If you think about progress monitoring as a task, though, kids are getting an opportunity to practice a skill that they’re being tested on at the end of the year. In this case, it is the exact skill – reading from a passage – they’re being tested on. They also are getting feedback on how they’re doing, and they’re getting a reminder of what the goal is for the end of the year.
These are really powerful things that we talk about in intervention – opportunity to respond, opportunity to engage in the task, and feedback. So that was our hypothesis – that continued progress monitoring after kids have exited Reading Corps could make a difference for long term outcomes.
You were able to test the hypothesis through a research pilot. What happened?
We saw a 10 to 14 percent increase in the probability of meeting the end-of-year benchmark among kids who got post-exit progress monitoring. This struck us as a really promising impact given the low level of time and resources involved.
This year, we are in the middle of a randomized control trial of post-exit progress monitoring – we have 100 sites, 50 of which will continue to monitor the progress of kids weekly after they exit from Reading Corps and 50 sites that are not doing that. It’s a really minor change to programming with a big potential payoff.
How were able to identify this issue and implement change so quickly?
We’re able to do it largely because we have infrastructure that supports innovation. It supports the analysis – we have pretty sophisticated data systems, where we know how kids are performing and growing, but we also know information about their experiences. We know how many minutes they’re getting, when they’re getting support, what exactly they’re doing, where they are geographically and what kind of tutors they’re working with. It’s a really rich dataset. Not a lot of folks in academia have access to that kind of data. It’s millions of cases and thousands of kids.
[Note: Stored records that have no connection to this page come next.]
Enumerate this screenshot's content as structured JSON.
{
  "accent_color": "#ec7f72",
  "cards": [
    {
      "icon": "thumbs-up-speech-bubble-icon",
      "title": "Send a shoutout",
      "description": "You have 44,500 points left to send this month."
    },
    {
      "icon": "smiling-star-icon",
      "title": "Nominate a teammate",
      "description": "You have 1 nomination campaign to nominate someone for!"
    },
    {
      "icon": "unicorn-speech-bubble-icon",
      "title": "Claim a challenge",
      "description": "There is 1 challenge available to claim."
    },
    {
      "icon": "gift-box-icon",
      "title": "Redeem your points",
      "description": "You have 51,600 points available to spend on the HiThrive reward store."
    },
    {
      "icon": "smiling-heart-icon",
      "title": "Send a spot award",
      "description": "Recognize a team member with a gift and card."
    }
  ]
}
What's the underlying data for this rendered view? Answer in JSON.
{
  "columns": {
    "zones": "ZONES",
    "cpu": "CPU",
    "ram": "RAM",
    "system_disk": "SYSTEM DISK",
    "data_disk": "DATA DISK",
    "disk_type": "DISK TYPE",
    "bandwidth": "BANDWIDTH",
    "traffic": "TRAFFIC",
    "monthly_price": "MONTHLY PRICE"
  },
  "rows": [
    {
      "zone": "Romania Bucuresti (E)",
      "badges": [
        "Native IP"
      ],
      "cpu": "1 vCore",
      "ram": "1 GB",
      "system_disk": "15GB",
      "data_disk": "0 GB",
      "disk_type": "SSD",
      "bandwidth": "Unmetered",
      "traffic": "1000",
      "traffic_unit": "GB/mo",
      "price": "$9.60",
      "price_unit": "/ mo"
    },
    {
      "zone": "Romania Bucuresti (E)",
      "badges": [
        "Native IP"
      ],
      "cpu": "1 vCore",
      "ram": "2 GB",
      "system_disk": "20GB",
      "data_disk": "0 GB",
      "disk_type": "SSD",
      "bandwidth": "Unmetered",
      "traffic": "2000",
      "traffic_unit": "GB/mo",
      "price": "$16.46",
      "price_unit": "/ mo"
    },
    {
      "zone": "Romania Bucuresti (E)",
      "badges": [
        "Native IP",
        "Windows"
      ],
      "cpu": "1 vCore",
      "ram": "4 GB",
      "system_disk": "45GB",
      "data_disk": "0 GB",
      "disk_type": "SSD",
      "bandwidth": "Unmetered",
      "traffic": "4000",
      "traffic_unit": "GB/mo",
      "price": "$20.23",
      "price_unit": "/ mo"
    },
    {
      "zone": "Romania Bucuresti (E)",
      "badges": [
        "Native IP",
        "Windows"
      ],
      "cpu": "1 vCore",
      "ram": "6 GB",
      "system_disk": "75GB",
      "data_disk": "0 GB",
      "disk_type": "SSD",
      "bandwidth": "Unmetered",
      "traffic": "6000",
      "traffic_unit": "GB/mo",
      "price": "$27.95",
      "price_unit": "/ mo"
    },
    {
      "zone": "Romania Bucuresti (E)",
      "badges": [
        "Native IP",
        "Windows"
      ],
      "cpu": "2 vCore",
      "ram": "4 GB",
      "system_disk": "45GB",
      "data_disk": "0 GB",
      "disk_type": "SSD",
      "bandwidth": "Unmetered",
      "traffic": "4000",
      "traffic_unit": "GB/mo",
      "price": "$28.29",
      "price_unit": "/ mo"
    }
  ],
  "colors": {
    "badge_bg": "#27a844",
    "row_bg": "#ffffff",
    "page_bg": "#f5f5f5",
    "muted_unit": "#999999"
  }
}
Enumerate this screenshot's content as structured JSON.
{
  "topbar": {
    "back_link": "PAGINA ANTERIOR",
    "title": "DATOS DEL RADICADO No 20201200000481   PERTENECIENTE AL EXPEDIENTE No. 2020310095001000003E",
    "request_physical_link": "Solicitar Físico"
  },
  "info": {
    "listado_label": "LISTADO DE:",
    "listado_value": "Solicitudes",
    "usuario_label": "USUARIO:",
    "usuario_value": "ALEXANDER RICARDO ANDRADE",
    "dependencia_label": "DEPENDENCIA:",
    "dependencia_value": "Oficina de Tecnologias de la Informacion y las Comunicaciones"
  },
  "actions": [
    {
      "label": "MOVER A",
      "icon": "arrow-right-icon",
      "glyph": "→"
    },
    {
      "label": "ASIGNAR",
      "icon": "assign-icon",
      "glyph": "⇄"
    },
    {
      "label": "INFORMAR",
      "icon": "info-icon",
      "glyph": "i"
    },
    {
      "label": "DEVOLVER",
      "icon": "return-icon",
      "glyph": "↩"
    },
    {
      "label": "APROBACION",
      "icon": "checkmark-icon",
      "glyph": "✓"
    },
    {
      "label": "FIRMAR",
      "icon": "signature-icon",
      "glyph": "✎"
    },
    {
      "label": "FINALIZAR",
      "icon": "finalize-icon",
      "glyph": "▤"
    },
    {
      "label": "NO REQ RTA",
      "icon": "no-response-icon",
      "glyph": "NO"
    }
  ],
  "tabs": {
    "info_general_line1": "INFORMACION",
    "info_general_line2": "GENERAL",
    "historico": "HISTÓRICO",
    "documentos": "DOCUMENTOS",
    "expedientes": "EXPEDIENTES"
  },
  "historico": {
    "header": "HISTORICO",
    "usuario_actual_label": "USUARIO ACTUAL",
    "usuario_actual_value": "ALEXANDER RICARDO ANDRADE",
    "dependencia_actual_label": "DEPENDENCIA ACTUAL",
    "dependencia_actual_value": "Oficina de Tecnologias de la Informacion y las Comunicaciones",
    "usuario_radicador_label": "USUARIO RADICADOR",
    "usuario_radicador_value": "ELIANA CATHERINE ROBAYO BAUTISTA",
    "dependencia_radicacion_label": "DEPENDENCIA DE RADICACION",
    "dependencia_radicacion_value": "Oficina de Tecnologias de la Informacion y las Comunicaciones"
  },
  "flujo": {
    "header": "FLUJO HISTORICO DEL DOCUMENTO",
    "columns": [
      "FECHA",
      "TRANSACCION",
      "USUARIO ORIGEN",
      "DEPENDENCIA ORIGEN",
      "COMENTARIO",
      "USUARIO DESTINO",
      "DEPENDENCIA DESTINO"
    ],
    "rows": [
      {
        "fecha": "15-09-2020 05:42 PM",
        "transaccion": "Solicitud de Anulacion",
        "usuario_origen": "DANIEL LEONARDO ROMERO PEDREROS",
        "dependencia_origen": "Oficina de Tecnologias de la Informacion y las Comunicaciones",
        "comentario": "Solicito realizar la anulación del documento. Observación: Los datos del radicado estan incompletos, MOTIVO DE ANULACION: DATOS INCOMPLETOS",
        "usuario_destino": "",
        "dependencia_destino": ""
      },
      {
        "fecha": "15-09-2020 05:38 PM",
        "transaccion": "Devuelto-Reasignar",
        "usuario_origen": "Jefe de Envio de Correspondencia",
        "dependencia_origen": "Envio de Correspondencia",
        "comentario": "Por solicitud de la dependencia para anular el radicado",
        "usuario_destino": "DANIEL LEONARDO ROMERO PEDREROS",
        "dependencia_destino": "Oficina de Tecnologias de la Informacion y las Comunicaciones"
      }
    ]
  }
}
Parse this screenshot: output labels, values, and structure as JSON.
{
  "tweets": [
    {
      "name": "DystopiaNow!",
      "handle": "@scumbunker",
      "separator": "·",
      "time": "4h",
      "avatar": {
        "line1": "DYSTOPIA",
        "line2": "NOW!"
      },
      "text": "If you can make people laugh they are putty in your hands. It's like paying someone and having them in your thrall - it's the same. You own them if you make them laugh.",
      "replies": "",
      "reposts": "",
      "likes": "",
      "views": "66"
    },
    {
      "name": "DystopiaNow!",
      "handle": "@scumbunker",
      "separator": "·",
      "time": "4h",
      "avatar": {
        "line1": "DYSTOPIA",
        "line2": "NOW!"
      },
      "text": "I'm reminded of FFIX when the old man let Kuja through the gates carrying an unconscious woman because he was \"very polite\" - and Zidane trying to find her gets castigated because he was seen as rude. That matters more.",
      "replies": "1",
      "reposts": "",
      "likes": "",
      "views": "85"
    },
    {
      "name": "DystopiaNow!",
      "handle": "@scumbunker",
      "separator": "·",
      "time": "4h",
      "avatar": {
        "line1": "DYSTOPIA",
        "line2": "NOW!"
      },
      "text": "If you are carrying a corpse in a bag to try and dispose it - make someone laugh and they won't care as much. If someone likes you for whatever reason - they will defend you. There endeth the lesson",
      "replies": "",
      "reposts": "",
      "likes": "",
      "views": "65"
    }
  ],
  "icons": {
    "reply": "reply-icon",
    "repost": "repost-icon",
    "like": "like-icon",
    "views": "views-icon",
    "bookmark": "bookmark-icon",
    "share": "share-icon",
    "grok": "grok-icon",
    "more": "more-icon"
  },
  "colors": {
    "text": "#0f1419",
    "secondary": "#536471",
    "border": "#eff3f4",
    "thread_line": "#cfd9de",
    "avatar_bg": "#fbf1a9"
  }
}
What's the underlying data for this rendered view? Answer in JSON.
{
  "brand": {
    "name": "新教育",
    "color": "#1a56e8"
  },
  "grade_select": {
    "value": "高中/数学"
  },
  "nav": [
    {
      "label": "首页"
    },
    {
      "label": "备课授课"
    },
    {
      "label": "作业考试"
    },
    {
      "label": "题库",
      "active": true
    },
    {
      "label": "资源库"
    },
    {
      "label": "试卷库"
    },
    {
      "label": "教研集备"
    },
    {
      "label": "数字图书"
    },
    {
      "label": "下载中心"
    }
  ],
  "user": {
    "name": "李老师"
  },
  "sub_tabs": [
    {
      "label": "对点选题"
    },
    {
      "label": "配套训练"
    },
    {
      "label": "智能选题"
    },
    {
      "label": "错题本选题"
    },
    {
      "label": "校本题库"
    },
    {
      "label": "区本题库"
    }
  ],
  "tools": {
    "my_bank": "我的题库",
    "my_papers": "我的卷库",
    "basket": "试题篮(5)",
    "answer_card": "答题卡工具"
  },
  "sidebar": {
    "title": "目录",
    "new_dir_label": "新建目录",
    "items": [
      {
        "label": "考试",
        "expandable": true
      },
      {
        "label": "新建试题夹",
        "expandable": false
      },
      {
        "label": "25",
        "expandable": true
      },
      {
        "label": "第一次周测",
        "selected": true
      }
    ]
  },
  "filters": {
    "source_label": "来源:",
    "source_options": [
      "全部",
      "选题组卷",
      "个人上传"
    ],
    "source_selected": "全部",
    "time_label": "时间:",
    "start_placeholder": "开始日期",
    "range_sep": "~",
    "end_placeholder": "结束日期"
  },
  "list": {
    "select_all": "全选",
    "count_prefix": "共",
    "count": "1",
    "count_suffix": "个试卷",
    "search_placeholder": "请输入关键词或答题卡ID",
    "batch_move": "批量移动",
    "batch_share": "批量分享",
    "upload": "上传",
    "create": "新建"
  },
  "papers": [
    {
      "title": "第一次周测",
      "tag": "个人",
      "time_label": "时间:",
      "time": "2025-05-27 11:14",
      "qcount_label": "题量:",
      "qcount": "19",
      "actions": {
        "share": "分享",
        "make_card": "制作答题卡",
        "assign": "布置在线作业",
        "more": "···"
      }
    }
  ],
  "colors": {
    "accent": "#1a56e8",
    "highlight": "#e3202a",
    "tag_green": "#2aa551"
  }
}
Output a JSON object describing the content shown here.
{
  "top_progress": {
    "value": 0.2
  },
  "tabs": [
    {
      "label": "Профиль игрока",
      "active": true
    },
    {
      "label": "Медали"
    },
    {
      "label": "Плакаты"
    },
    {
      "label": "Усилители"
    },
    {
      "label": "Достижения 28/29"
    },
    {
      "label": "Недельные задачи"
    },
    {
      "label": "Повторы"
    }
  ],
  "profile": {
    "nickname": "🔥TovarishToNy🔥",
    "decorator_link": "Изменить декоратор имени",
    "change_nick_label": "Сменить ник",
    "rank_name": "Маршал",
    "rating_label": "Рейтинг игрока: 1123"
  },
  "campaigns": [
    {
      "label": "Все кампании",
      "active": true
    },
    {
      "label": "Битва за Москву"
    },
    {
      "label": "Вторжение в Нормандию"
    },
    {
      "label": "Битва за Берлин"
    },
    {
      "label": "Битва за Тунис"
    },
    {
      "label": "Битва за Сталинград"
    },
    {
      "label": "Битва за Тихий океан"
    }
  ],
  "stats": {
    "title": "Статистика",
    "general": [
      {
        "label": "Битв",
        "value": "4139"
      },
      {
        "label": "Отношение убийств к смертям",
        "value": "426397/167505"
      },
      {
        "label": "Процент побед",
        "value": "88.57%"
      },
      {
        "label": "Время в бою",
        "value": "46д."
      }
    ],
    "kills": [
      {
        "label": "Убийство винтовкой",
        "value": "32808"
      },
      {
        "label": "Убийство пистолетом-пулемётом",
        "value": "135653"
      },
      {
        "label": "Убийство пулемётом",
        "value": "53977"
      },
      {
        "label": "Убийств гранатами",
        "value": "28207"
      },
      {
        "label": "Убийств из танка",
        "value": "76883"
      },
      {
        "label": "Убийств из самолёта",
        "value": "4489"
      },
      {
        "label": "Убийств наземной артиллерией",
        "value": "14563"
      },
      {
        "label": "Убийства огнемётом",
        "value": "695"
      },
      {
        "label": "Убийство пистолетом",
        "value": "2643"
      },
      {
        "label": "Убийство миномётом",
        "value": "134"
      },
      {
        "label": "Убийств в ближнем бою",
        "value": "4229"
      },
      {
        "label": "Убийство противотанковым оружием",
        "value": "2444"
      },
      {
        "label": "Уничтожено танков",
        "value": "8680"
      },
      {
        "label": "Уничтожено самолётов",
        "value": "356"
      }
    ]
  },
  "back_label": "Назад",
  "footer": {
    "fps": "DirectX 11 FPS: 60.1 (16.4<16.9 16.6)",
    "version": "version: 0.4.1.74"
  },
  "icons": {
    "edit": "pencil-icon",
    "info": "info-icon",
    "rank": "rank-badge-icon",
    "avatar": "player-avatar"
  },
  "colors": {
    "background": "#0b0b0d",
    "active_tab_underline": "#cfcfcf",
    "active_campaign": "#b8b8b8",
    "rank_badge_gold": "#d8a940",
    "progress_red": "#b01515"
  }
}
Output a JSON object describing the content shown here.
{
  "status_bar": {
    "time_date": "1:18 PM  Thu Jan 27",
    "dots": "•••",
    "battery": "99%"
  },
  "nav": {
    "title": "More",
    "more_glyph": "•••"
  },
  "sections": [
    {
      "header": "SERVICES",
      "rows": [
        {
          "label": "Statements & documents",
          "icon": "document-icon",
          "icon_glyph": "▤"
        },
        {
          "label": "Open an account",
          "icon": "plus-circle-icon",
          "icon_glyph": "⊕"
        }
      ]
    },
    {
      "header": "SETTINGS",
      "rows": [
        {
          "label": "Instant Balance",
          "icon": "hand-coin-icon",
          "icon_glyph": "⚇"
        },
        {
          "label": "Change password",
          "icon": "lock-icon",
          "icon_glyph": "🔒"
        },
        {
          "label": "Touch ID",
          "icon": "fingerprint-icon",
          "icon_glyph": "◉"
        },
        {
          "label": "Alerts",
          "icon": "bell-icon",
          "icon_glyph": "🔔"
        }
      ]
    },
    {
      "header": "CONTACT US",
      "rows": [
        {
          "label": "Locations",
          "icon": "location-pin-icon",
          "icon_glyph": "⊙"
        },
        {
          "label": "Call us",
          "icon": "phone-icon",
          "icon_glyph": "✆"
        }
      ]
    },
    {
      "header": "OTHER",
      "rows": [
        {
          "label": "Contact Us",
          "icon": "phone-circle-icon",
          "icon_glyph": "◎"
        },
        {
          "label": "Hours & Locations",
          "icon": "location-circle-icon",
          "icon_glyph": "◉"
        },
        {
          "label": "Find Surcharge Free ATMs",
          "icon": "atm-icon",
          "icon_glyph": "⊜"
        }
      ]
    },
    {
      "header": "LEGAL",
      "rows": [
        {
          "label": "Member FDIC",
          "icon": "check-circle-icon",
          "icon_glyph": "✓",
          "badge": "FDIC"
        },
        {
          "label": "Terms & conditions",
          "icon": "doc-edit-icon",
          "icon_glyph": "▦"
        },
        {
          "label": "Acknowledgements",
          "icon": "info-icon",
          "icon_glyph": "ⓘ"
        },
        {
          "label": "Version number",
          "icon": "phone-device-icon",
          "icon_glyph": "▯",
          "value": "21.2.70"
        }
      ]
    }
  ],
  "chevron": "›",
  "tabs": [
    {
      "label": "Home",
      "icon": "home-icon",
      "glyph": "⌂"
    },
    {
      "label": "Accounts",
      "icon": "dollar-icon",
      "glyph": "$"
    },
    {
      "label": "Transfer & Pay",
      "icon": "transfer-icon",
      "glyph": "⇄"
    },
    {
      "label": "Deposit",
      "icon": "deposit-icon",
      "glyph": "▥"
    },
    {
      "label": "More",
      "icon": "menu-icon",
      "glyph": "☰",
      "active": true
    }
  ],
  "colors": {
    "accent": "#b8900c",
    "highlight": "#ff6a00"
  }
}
The other piece is we have this program that is serving all of these kids, and it’s still relatively nimble. In a year’s time, we can say, “We learned this, now let’s change this.” And there aren’t a lot of analogs to that. I don’t think in your typical education setting you can say, “We found this out, we’re going to make this change.” We can. In this case, we might just make it for a subgroup, but if we find out positive results this year, it’s something we can rapidly scale for everybody nationally, which is great.
What would it take to decide to rapidly scale that change nationally?
If we see ANY impact that is statistically significant, meaning that the kids who got post-exit progress monitoring in the randomized control trial this year were better off at the end of the year than similar kids who were not participating, that will be enough for us to make the change. If we see the same effect, that would be great. Even if it’s just 10 percent, that would be enough. Getting one additional student out of every 10 to meet their benchmark at the scale of thousands of kids, is something that’s notable.